Misalnya, kesenjangan kekayaan atau dikotomi antara mereka yang bersimpati terhadap revolusi dan mereka yang tidak.
Tentu saja, itu bukan jawaban yang diharapkannya.
“Begitu ya. Kalau begitu, kurasa memang tidak ada yang bisa dilakukan. Meskipun, sejauh yang kutahu, aku tidak akan pernah menginginkan orang tolol sepertimu sebagai kawan.” Dia menatapku dengan jijik, dan kulihat dia mengepalkan tangan yang memegang pistolnya.
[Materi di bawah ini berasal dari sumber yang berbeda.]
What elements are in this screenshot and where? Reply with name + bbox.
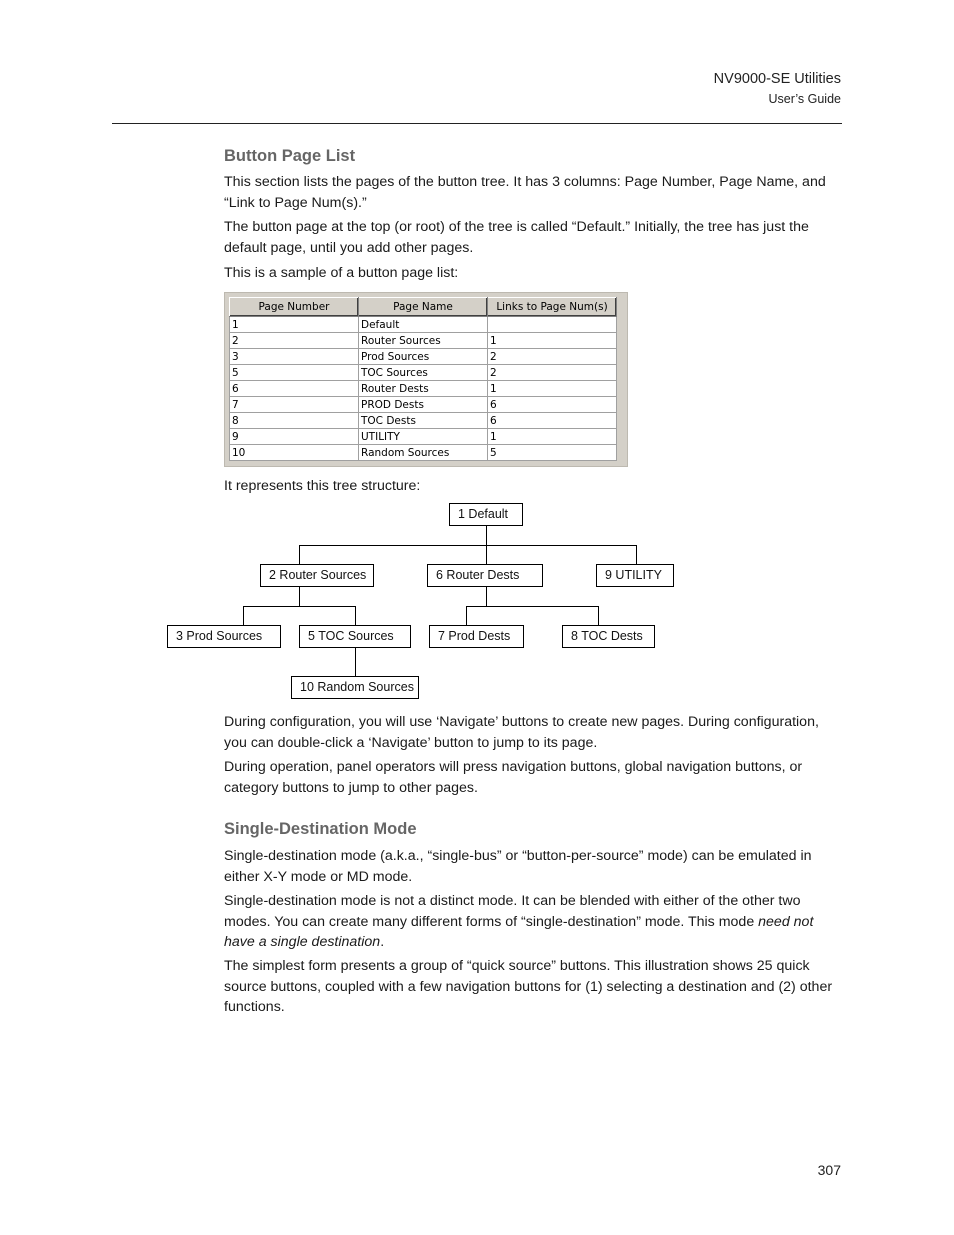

“Tapi aku tidak ingin mati. Ini. Ambil kunci kapalku!” kataku sambil melemparkan kunci kontak kapalku padanya.
Lalu, sementara dia teralihkan, aku mencabut pistolku, membidikkan ke tangan yang sedang memegang pistolnya, dan menarik pelatuknya.
“Ih!”
Ketika dia melepaskan pistolnya, aku memanfaatkan kesempatan itu untuk berlari ke arahnya dan mengambil kunciku. Kemudian, aku mengarahkan pistolku ke kakinya dan menarik pelatuknya lagi.
“Aduh!”
Karena daya tembakku rendah, aku tidak meledakkan tangan atau kakinya. Namun, tembakannya pasti sangat menyakitkan. Wanita itu, yang tidak tampak seperti tentara bayaran atau agen rahasia, jatuh ke lantai dan berhenti bergerak.
Setelah mengambil senjatanya, aku mengarahkan moncong blasterku ke arahnya lagi. “Maafkan aku. Tapi bagaimanapun juga, aku adalah tentara bayaran, jadi aku bisa menangani masalah sederhana seperti ini.”